THE WHIPPETS: BECK’S MOTHER AND JACK KEROUAC’S DAUGHTER WERE IN A ‘60S GIRL GROUP
Bibbe and friend
Love him or hate him, Beck Hansen’s family tree is jaw-droppingly cool. Not only was his maternal grandfather Fluxus artist Al Hansen, his grandmother was actress and poet Audrey Ostlin Hansen, and his mother Bibbe Hansen was, among her many incarnations, one of Warhol’s youngest Factory “Superstars” as well as an artist, actress, and musician in her own right.

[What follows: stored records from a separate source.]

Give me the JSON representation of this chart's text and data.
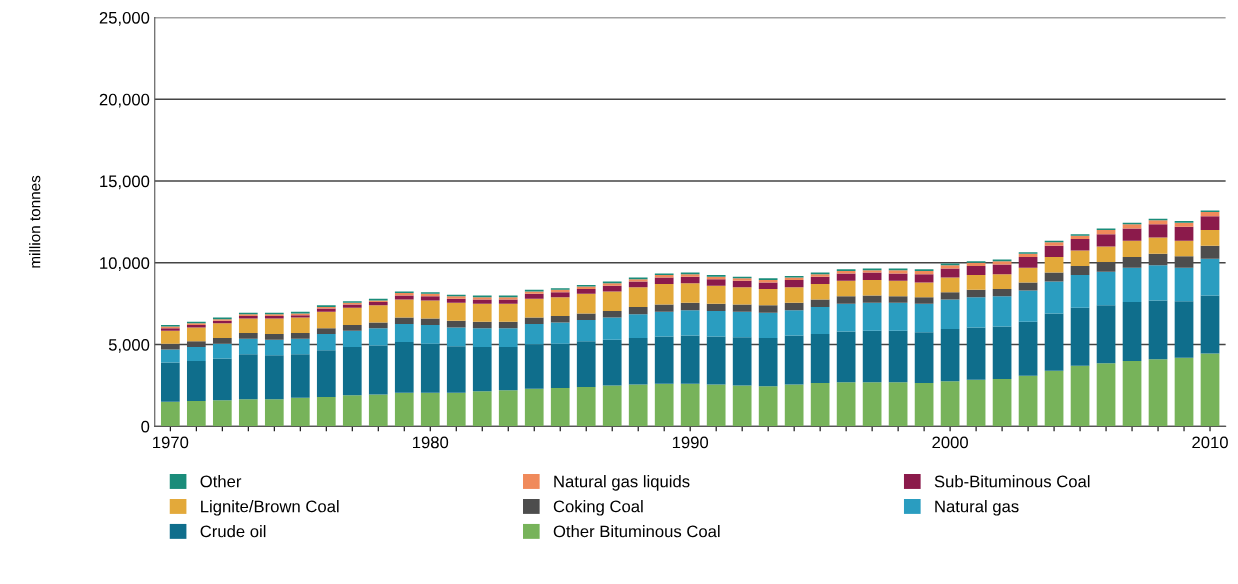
{
  "chart_data": {
    "type": "bar",
    "stacked": true,
    "ylabel": "million tonnes",
    "categories": [
      "1970",
      null,
      null,
      null,
      null,
      null,
      null,
      null,
      null,
      null,
      "1980",
      null,
      null,
      null,
      null,
      null,
      null,
      null,
      null,
      null,
      "1990",
      null,
      null,
      null,
      null,
      null,
      null,
      null,
      null,
      null,
      "2000",
      null,
      null,
      null,
      null,
      null,
      null,
      null,
      null,
      null,
      "2010"
    ],
    "ylim": [
      0,
      25000
    ],
    "yticks": [
      0,
      {
        "value": 5000,
        "label": "5,000"
      },
      {
        "value": 10000,
        "label": "10,000"
      },
      {
        "value": 15000,
        "label": "15,000"
      },
      {
        "value": 20000,
        "label": "20,000"
      },
      {
        "value": 25000,
        "label": "25,000"
      }
    ],
    "grid": "y",
    "legend": "bottom",
    "series": [
      {
        "name": "Other Bituminous Coal",
        "color": "#77b35a",
        "values": [
          1500,
          1550,
          1600,
          1650,
          1650,
          1750,
          1800,
          1900,
          1950,
          2050,
          2050,
          2050,
          2150,
          2200,
          2300,
          2350,
          2400,
          2500,
          2550,
          2600,
          2600,
          2550,
          2500,
          2450,
          2550,
          2650,
          2700,
          2700,
          2700,
          2650,
          2750,
          2850,
          2900,
          3100,
          3400,
          3700,
          3850,
          4000,
          4100,
          4200,
          4450
        ]
      },
      {
        "name": "Crude oil",
        "color": "#0f6e8c",
        "values": [
          2400,
          2450,
          2550,
          2750,
          2700,
          2650,
          2850,
          2950,
          3000,
          3100,
          3000,
          2850,
          2700,
          2650,
          2700,
          2700,
          2800,
          2800,
          2850,
          2900,
          2950,
          2950,
          2950,
          2950,
          3000,
          3000,
          3100,
          3150,
          3150,
          3100,
          3200,
          3200,
          3200,
          3300,
          3500,
          3550,
          3550,
          3600,
          3600,
          3450,
          3550
        ]
      },
      {
        "name": "Natural gas",
        "color": "#2a9dc0",
        "values": [
          800,
          850,
          900,
          950,
          950,
          950,
          1000,
          1000,
          1050,
          1100,
          1150,
          1150,
          1150,
          1150,
          1250,
          1300,
          1300,
          1350,
          1450,
          1500,
          1550,
          1550,
          1550,
          1550,
          1550,
          1650,
          1700,
          1700,
          1700,
          1750,
          1800,
          1850,
          1850,
          1900,
          1950,
          2000,
          2050,
          2100,
          2150,
          2050,
          2250
        ]
      },
      {
        "name": "Coking Coal",
        "color": "#4d4d4d",
        "values": [
          350,
          350,
          350,
          350,
          350,
          350,
          350,
          350,
          350,
          400,
          400,
          400,
          400,
          400,
          400,
          400,
          400,
          400,
          450,
          450,
          450,
          450,
          450,
          450,
          450,
          450,
          450,
          450,
          400,
          400,
          450,
          450,
          450,
          500,
          550,
          550,
          600,
          650,
          700,
          700,
          800
        ]
      },
      {
        "name": "Lignite/Brown Coal",
        "color": "#e3a93a",
        "values": [
          800,
          850,
          900,
          900,
          950,
          950,
          1000,
          1050,
          1050,
          1100,
          1100,
          1100,
          1100,
          1100,
          1150,
          1150,
          1200,
          1200,
          1200,
          1250,
          1200,
          1100,
          1050,
          1000,
          950,
          950,
          950,
          950,
          950,
          900,
          900,
          900,
          900,
          900,
          950,
          950,
          950,
          1000,
          1000,
          950,
          950
        ]
      },
      {
        "name": "Sub-Bituminous Coal",
        "color": "#8b1a4b",
        "values": [
          150,
          150,
          150,
          150,
          150,
          150,
          200,
          200,
          200,
          250,
          250,
          250,
          250,
          250,
          300,
          300,
          300,
          350,
          350,
          400,
          400,
          400,
          400,
          400,
          450,
          450,
          450,
          450,
          450,
          500,
          550,
          550,
          600,
          650,
          700,
          700,
          750,
          750,
          800,
          850,
          850
        ]
      },
      {
        "name": "Natural gas liquids",
        "color": "#f08a5b",
        "values": [
          100,
          100,
          100,
          100,
          100,
          100,
          100,
          100,
          100,
          150,
          150,
          150,
          150,
          150,
          150,
          150,
          150,
          150,
          150,
          150,
          150,
          150,
          150,
          150,
          150,
          150,
          150,
          150,
          200,
          200,
          200,
          200,
          200,
          200,
          200,
          200,
          250,
          250,
          250,
          250,
          250
        ]
      },
      {
        "name": "Other",
        "color": "#1a8c7a",
        "values": [
          100,
          100,
          100,
          100,
          100,
          100,
          100,
          100,
          100,
          100,
          100,
          100,
          100,
          100,
          100,
          100,
          100,
          100,
          100,
          100,
          100,
          100,
          100,
          100,
          100,
          100,
          100,
          100,
          100,
          100,
          100,
          100,
          100,
          100,
          100,
          100,
          100,
          100,
          100,
          100,
          100
        ]
      }
    ]
  }
}
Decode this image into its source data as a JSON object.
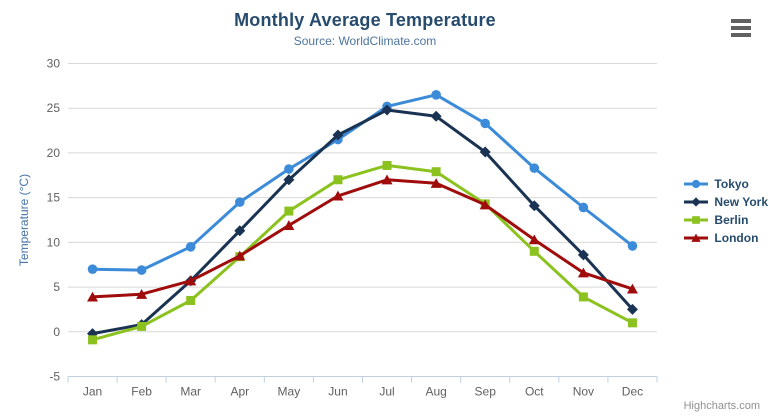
{
  "header": {
    "title": "Monthly Average Temperature",
    "subtitle": "Source: WorldClimate.com"
  },
  "credits": {
    "label": "Highcharts.com"
  },
  "icons": {
    "context_menu": "hamburger-icon"
  },
  "colors": {
    "title": "#274b6d",
    "subtitle": "#4d759e",
    "axis_title": "#4572a7",
    "axis_labels": "#606060",
    "gridline": "#d8d8d8",
    "axis_line": "#c0d0e0",
    "legend_text": "#274b6d",
    "credits_text": "#909090"
  },
  "chart_data": {
    "type": "line",
    "title": "Monthly Average Temperature",
    "subtitle": "Source: WorldClimate.com",
    "categories": [
      "Jan",
      "Feb",
      "Mar",
      "Apr",
      "May",
      "Jun",
      "Jul",
      "Aug",
      "Sep",
      "Oct",
      "Nov",
      "Dec"
    ],
    "series": [
      {
        "name": "Tokyo",
        "color": "#3c8bd9",
        "marker": "circle",
        "values": [
          7.0,
          6.9,
          9.5,
          14.5,
          18.2,
          21.5,
          25.2,
          26.5,
          23.3,
          18.3,
          13.9,
          9.6
        ]
      },
      {
        "name": "New York",
        "color": "#1a3353",
        "marker": "diamond",
        "values": [
          -0.2,
          0.8,
          5.7,
          11.3,
          17.0,
          22.0,
          24.8,
          24.1,
          20.1,
          14.1,
          8.6,
          2.5
        ]
      },
      {
        "name": "Berlin",
        "color": "#8cc21f",
        "marker": "square",
        "values": [
          -0.9,
          0.6,
          3.5,
          8.4,
          13.5,
          17.0,
          18.6,
          17.9,
          14.3,
          9.0,
          3.9,
          1.0
        ]
      },
      {
        "name": "London",
        "color": "#a00c0c",
        "marker": "triangle",
        "values": [
          3.9,
          4.2,
          5.7,
          8.5,
          11.9,
          15.2,
          17.0,
          16.6,
          14.2,
          10.3,
          6.6,
          4.8
        ]
      }
    ],
    "xlabel": "",
    "ylabel": "Temperature (°C)",
    "ylim": [
      -5,
      30
    ],
    "ytick_step": 5,
    "grid": true,
    "legend_position": "right"
  }
}
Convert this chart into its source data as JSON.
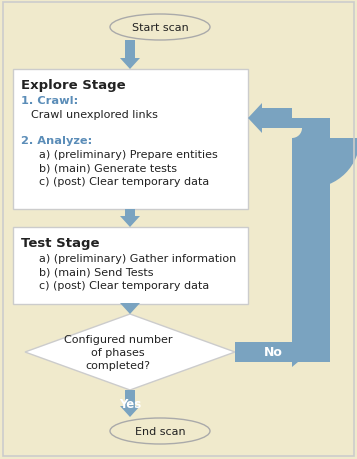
{
  "bg_color": "#f0eacc",
  "box_bg": "#ffffff",
  "arrow_color": "#7aa3c0",
  "border_color": "#cccccc",
  "blue_text": "#5b8db8",
  "black_text": "#222222",
  "white_text": "#ffffff",
  "figsize": [
    3.57,
    4.6
  ],
  "dpi": 100,
  "start_label": "Start scan",
  "end_label": "End scan",
  "explore_title": "Explore Stage",
  "test_title": "Test Stage",
  "diamond_text": "Configured number\nof phases\ncompleted?",
  "yes_label": "Yes",
  "no_label": "No",
  "explore_lines": [
    {
      "text": "1. Crawl:",
      "color": "#5b8db8",
      "bold": true,
      "indent": 0
    },
    {
      "text": "Crawl unexplored links",
      "color": "#222222",
      "bold": false,
      "indent": 1
    },
    {
      "text": " ",
      "color": "#222222",
      "bold": false,
      "indent": 0
    },
    {
      "text": "2. Analyze:",
      "color": "#5b8db8",
      "bold": true,
      "indent": 0
    },
    {
      "text": "a) (preliminary) Prepare entities",
      "color": "#222222",
      "bold": false,
      "indent": 2
    },
    {
      "text": "b) (main) Generate tests",
      "color": "#222222",
      "bold": false,
      "indent": 2
    },
    {
      "text": "c) (post) Clear temporary data",
      "color": "#222222",
      "bold": false,
      "indent": 2
    }
  ],
  "test_lines": [
    {
      "text": "a) (preliminary) Gather information",
      "color": "#222222",
      "bold": false,
      "indent": 2
    },
    {
      "text": "b) (main) Send Tests",
      "color": "#222222",
      "bold": false,
      "indent": 2
    },
    {
      "text": "c) (post) Clear temporary data",
      "color": "#222222",
      "bold": false,
      "indent": 2
    }
  ]
}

Not long before she appeared in Warhol’s 1965 films Prison and Restaurant at the age of thirteen, Bibbe was in a short-lived girl pop group with Jack Kerouac’s only child, Jan Kerouac, called The Whippets.
Bibbe and Jan were twelve years-old in 1964 when they formed The Whippets in New York City with their friend Charlotte Rosenthal, using Whippet as their collective surname. The group formed when they met songwriter Neil Levinson one day while trying to panhandle for bus fare. The Whippets made one recording for Laurie Records, the Beatle-themed novelty single “I Want To Talk To You,” written by Levinson with the B-side “Go Go Go With Ringo,” written by Beatles zealot DJ Murray the K’s mother, Jean Kauffman. The song sold well enough in Canada to reach the pop charts. Any prospects of an ongoing music career were cut short soon after the recording session when Bibbe found herself in a state juvenile detention center.

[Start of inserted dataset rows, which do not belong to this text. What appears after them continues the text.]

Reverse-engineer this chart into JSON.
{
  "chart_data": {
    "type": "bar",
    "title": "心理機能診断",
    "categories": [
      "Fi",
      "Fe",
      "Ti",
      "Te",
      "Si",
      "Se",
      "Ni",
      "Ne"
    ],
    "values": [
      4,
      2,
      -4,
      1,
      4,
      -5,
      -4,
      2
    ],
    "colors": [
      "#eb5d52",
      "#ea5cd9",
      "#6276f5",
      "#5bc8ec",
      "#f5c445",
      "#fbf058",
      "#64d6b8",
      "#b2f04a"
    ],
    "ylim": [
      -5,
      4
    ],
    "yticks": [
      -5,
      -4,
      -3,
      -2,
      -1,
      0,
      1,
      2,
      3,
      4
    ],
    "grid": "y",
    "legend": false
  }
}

Bibbe told Scram magazine the story of the group’s formation and brief life in 2005:
Charlotte Rosenthal, Janet Kerouac and I were all downtown street kids in 1964 New York City. While panhandling, we three met songwriter Neil Levinson (“Oh, Denise”) and hustled busfare from him. On the bus ride we fell to chatting. The Beatles had just come out big in the US and Neil had written a girl-song response to “I Want To Hold Your Hand.” Would we be interested in hearing it? We met him later that day at Steinway Studios on 57th Street and together finished the lyrics and music for “I Want To Talk With You.” It was a classic girl group riff and we dug it. That same day we went to a half dozen record companies auditioning the song without any takers. As a last resort, Neil called Colpix label’s Don Rubin from a payphone. When Don said he would see us we ran all the way over to the audition. We sang the song and within the next couple days we were signed to Colpix and to DuLev Productions. DuLev was Levinson’s company with his partner, Steve Duboff. For the B-side Neil brought in pal Jean Murray (Jean Kauffman) who had co-written the Darin hit “Splish Splash” with Darin and her son, DJ Murray the K. Oh, that she only wrote us another “Splish Splash!” Instead it was the rather silly and insipid “Go Go Go With Ringo.” We loved the A-side but weren’t too wild about the Ringo song. Over the next few weeks we rehearsed daily, shopped for matching outfits and had 8×10 glossy promo pictures taken. At one point we were introduced to the group The Tokens who apparently were now 1/3 owners of our act along with Dulev (1/3) and Jean Murray (1/3). Our percentage was apparently not accounted for under this bookkeeping arrangement. Similarly, I have no idea how Don Rubin and Colpix were supposed to get their cut.
Within a few weeks we were recording. The record was pressed—at least dj copies. We got a box of these records to split between us. I believe it was released however briefly but nothing much happened with it. I heard our masters were sold to Laurie Records at one point. Later I heard we’d charted somewhere in Canada. Shortly before she died, Janet Kerouac told me her Rhino Records lawyers were looking into that and had found that we were owed a little bit of money. Apparently not enough to bother collecting from what I can tell.